Do VSR Models Generalize Beyond LRS3?
This work addresses the generalization problem in VSR for researchers, by highlighting overfitting issues and providing a new benchmark, though it is incremental as it builds on existing dataset creation processes.
The authors tackled the risk of overfitting in visual speech recognition (VSR) models by creating a new test set, WildVSR, and found that current models show significant performance drops, with increased word error rates, when evaluated on this more challenging data.

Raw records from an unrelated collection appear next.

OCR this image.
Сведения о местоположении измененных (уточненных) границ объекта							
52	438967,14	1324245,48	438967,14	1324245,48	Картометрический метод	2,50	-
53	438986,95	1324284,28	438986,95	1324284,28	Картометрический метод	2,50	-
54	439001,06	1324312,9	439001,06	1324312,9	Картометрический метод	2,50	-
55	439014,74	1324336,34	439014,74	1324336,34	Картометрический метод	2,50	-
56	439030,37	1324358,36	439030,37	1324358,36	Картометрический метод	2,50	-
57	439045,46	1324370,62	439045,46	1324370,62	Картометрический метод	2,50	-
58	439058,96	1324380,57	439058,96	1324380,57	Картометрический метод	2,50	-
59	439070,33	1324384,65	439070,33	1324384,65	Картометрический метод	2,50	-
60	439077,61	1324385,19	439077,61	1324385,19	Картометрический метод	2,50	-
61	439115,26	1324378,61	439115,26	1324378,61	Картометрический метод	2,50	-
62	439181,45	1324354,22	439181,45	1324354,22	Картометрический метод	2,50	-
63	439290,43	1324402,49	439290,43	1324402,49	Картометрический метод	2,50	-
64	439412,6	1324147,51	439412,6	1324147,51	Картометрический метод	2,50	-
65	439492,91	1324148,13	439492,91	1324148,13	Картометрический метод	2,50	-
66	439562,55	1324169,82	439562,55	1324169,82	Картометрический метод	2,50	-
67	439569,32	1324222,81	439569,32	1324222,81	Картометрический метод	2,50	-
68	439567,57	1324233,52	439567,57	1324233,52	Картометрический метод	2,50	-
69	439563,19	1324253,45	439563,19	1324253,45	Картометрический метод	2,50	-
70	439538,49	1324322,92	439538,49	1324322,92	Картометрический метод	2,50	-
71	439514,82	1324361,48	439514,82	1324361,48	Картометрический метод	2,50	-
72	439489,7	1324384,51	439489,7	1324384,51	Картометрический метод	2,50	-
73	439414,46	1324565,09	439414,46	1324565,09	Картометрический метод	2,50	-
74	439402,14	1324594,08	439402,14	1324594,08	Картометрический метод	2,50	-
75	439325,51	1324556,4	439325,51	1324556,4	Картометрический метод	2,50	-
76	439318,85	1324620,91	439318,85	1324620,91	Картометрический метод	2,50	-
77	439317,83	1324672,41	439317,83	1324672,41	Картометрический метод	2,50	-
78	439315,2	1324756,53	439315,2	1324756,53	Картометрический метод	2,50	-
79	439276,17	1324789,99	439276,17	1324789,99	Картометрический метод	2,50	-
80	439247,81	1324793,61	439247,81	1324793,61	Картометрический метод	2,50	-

The Lip Reading Sentences-3 (LRS3) benchmark has primarily been the focus of intense research in visual speech recognition (VSR) during the last few years. As a result, there is an increased risk of overfitting to its excessively used test set, which is only one hour duration. To alleviate this issue, we build a new VSR test set named WildVSR, by closely following the LRS3 dataset creation processes. We then evaluate and analyse the extent to which the current VSR models generalize to the new test data. We evaluate a broad range of publicly available VSR models and find significant drops in performance on our test set, compared to their corresponding LRS3 results. Our results suggest that the increase in word error rates is caused by the models inability to generalize to slightly harder and in the wild lip sequences than those found in the LRS3 test set. Our new test benchmark is made public in order to enable future research towards more robust VSR models.